In this article we look at the need for data protection in Microsoft 365 – what Microsoft is responsible for – and what your organization is responsible for.

Native Data Resiliency

As any capable cloud service, Microsoft takes the availability of customers data in M365 very seriously. As previously mentioned, Exchange mailboxes have four copies, three up to date ones and a fourth, lagged copy (up 24 hours behind).

This last copy is used in case of a systemic corruption of the other three copies. These four copies are distributed across at least two datacenters. All of this is handled automatically by the system and not something end users will notice.

SharePoint and OneDrive for Business storage similarly relies on data being stored in two separate Azure regions – a write will only be considered completed if it’s successfully written to both regions. And the underlying storage uses AppendOnly, ensuring that earlier data can’t be corrupted or encrypted by an attacker.

This versioning also allows the restore of previous versions of files.

Sounds good right?

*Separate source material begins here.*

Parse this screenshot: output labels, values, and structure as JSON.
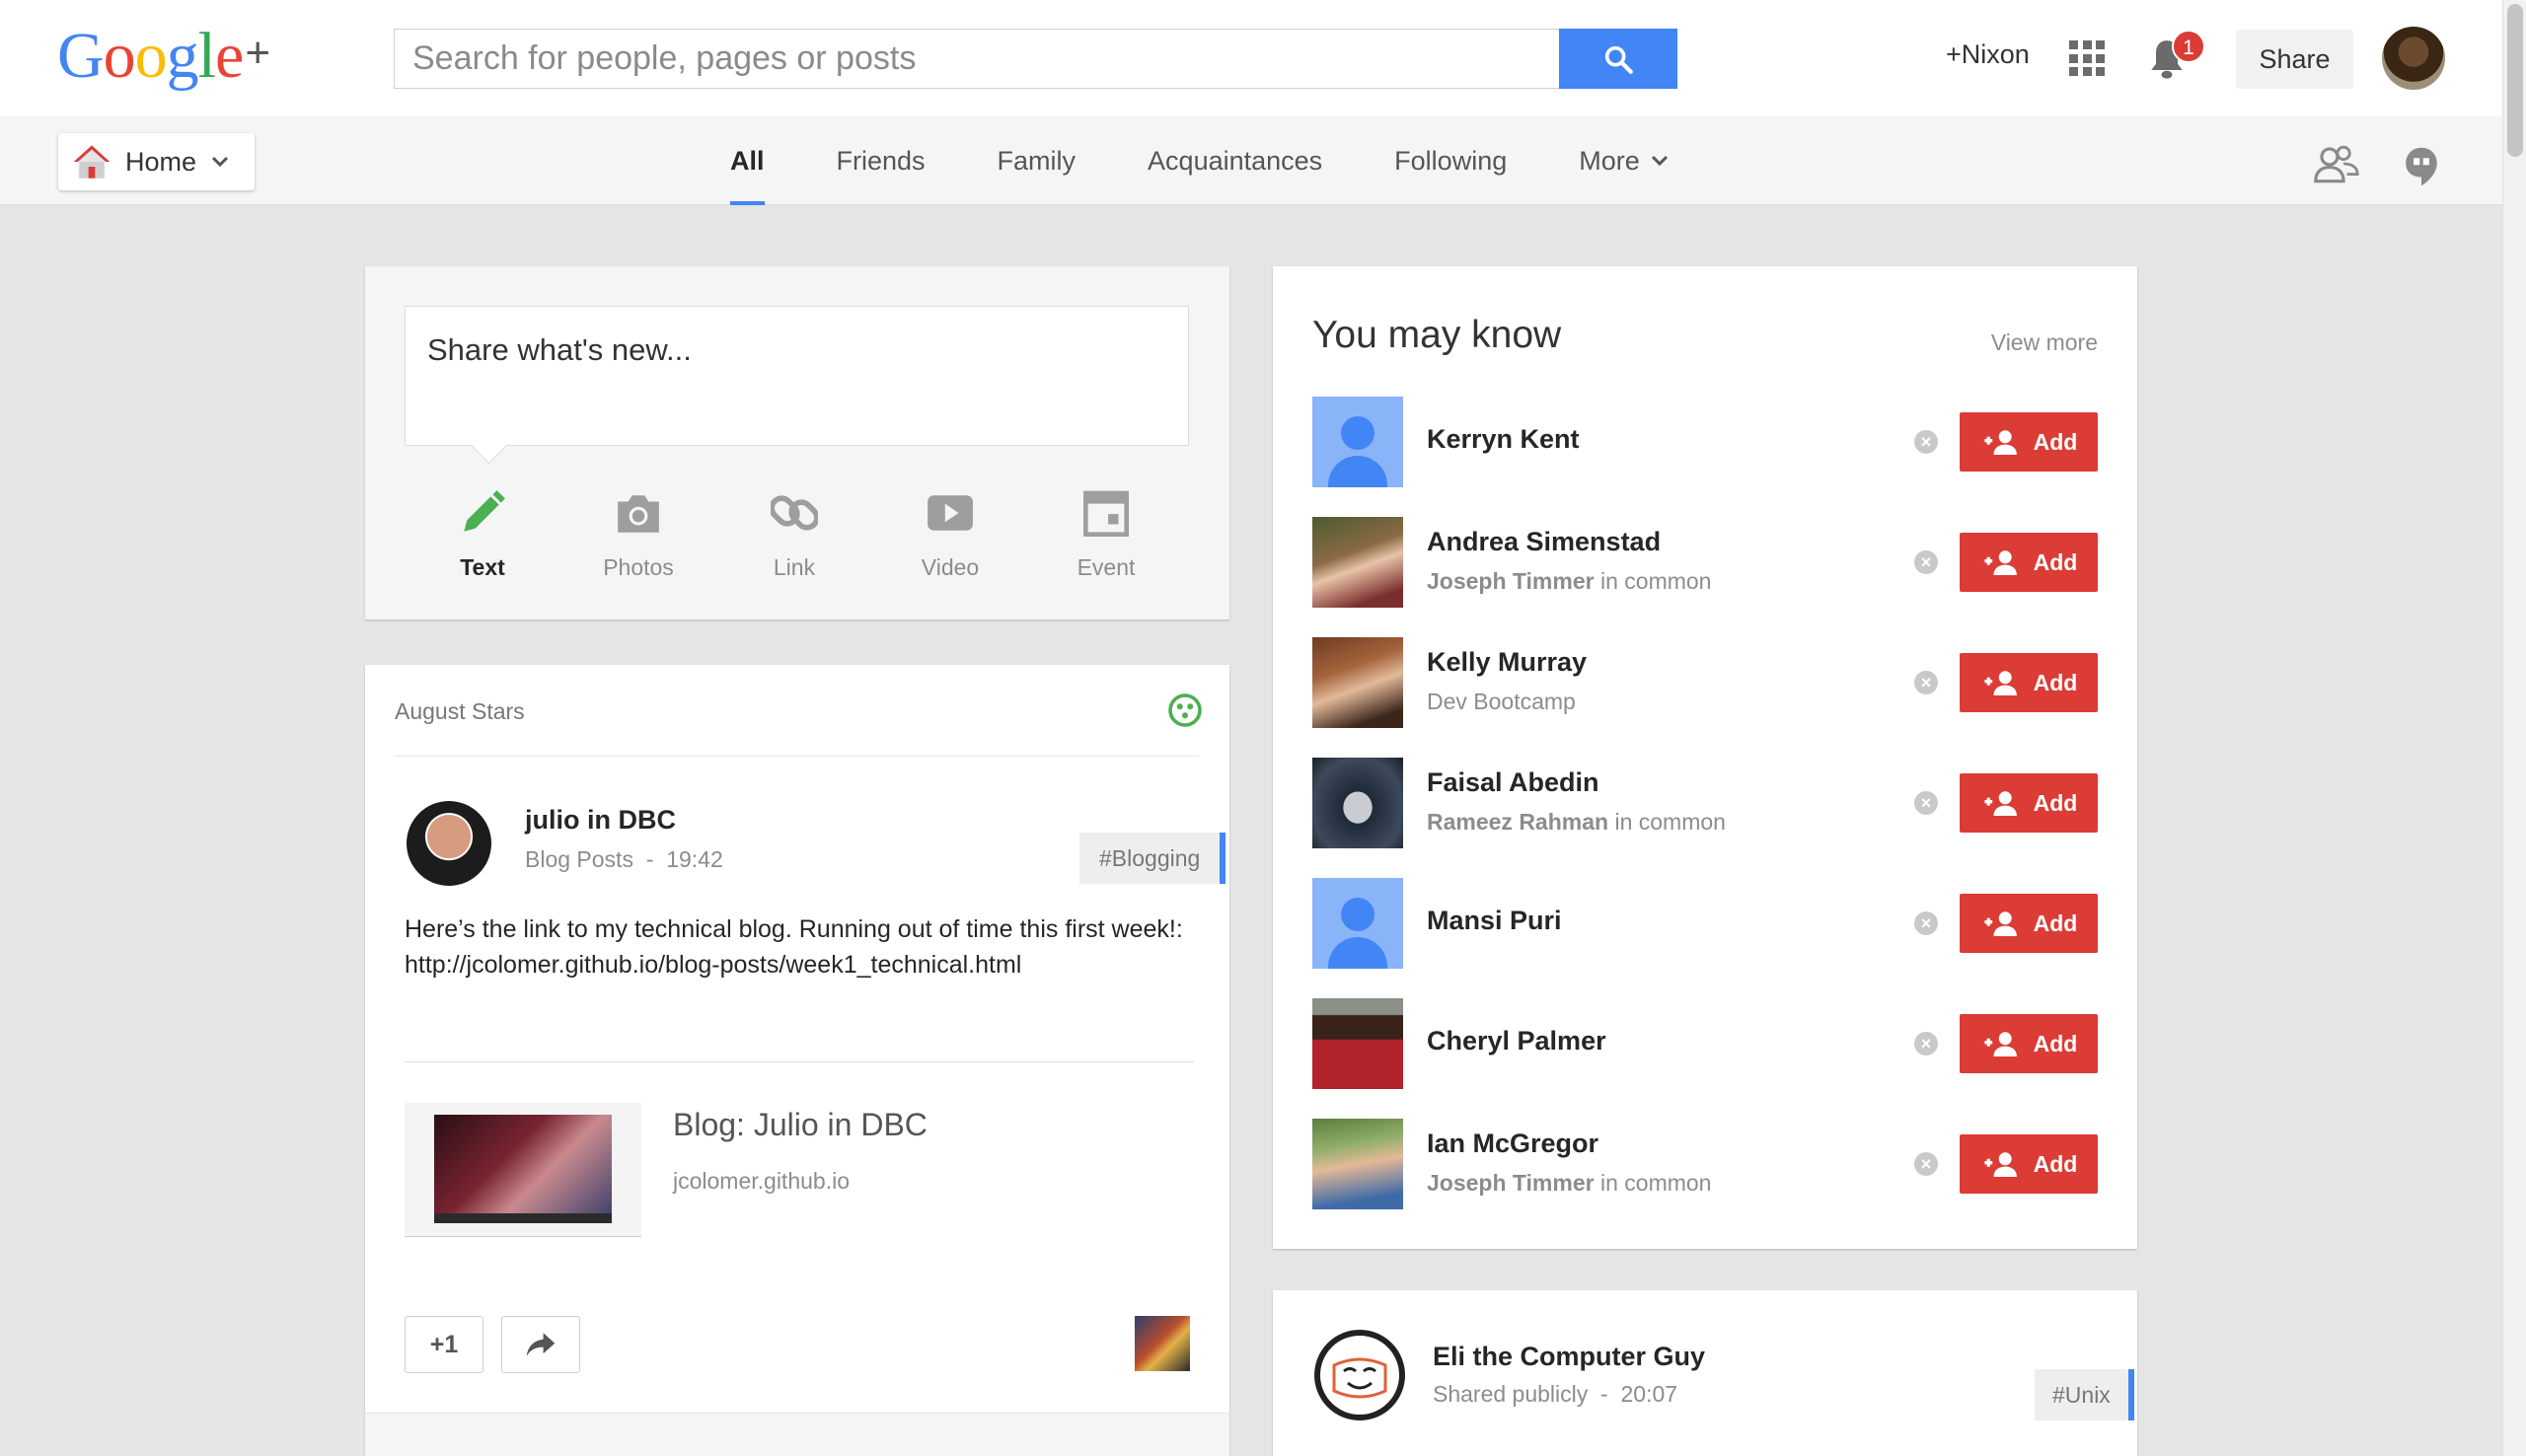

Microsoft clearly takes steps to protect my data, so I don’t have to worry about it? Not so fast – everything described above is about data resiliency, and high availability of your data. What it doesn’t provide, outside of some limited options, is backup of your data.

Backup are copies of your production data, in a separate system, that’s regularly (every hour, every day) copied from production data to the backup location. This provides the following features:

  • The ability to “go back in time” and restore emails / documents / mailboxes / sites to a previous point in time – either to a production location, or a separate export location.
  • The ability to access your production data in case of a catastrophic failure or outage of services in Microsoft 365.

In other words, data resiliency / high availability is not the same as backup. They’re related but serve different purposes. Depending on your business needs or which compliance regulations you must comply with, you may need both.

Let’s cover your native options for restoring earlier versions of data. With Exchange items (emails, contacts, calendar appointments), when they’re deleted you can recover them from the Outlook Deleted Items folder.

They’re kept there indefinitely unless you change the policy in your tenant. If they’re deleted from the Deleted Items folder, you can recover them for up to 14 days from the Recoverable Items hidden folder.

You’ll need to train your users how to do this themselves, or make sure your helpdesk team is prepared to assist on a regular basis as the user interface isn’t exactly intuitive.

In SharePoint / OneDrive for Business deleted documents are kept by default for 93 days, first in a user accessible recycle bin, and if they’re purged from there, in an administrator accessible recycle bin.

Again, the restore process for a document deleted by mistake isn’t straightforward so some training will be required.

To alter the defaults, you can use Retention Policies to keep items for longer (they’re available for restore, even if users delete them out of their Deleted Items folder), these can be applied to both Exchange and SharePoint data.

For Exchange you also use In-Place and Litigation Holds for select mailboxes to manage retention.

365 Total Backup

If you’re looking to alleviate the challenges with using the built in data protection features as a recovery solution, Hornetsecurity provides a comprehensive M365 backup and recovery solution 365 Total Backup or as part of 365 Total Protection Compliance & Awareness.

This protects mailboxes, Teams Chat, OneDrive for Business storage, SharePoint sites, plus Windows endpoints. It’s simple to set up and provides comprehensive protection across your entire tenant.

To properly protect your Microsoft 365 environment, use Hornetsecurity one-of-a-kind services:

To keep up with the latest Microsoft 365 articles and practices, visit our Hornetsecurity blog now.


In summary, while Microsoft 365 ensures data resiliency, other backup substitutes exist. Backup solutions offer crucial benefits like restoring data to previous states and accessing data during outages. Consider options like Hornetsecurity’s 365 Total Backup for comprehensive protection.


Does Microsoft 365 have a backup?

Microsoft 365 provides basic data retention features but doesn’t offer a comprehensive backup solution (although one is in preview from Microsoft at this time). While it retains deleted items for a limited time, a dedicated backup strategy is recommended for robust data protection.

How do I set up a Microsoft 365 backup?

To set up a Microsoft 365 backup:

  • Consider third-party backup solutions like Hornetsecurity.
  • Select a solution that aligns with your backup needs.
  • Follow the provider’s instructions to configure and schedule backups.

How do I backup my OneDrive in Microsoft 365?

To backup your OneDrive in Microsoft 365:

  • Choose a backup solution compatible with OneDrive.
  • Install and configure the selected backup tool.
  • Set up backup policies, including frequency and retention.
  • Monitor and verify backups to ensure data integrity.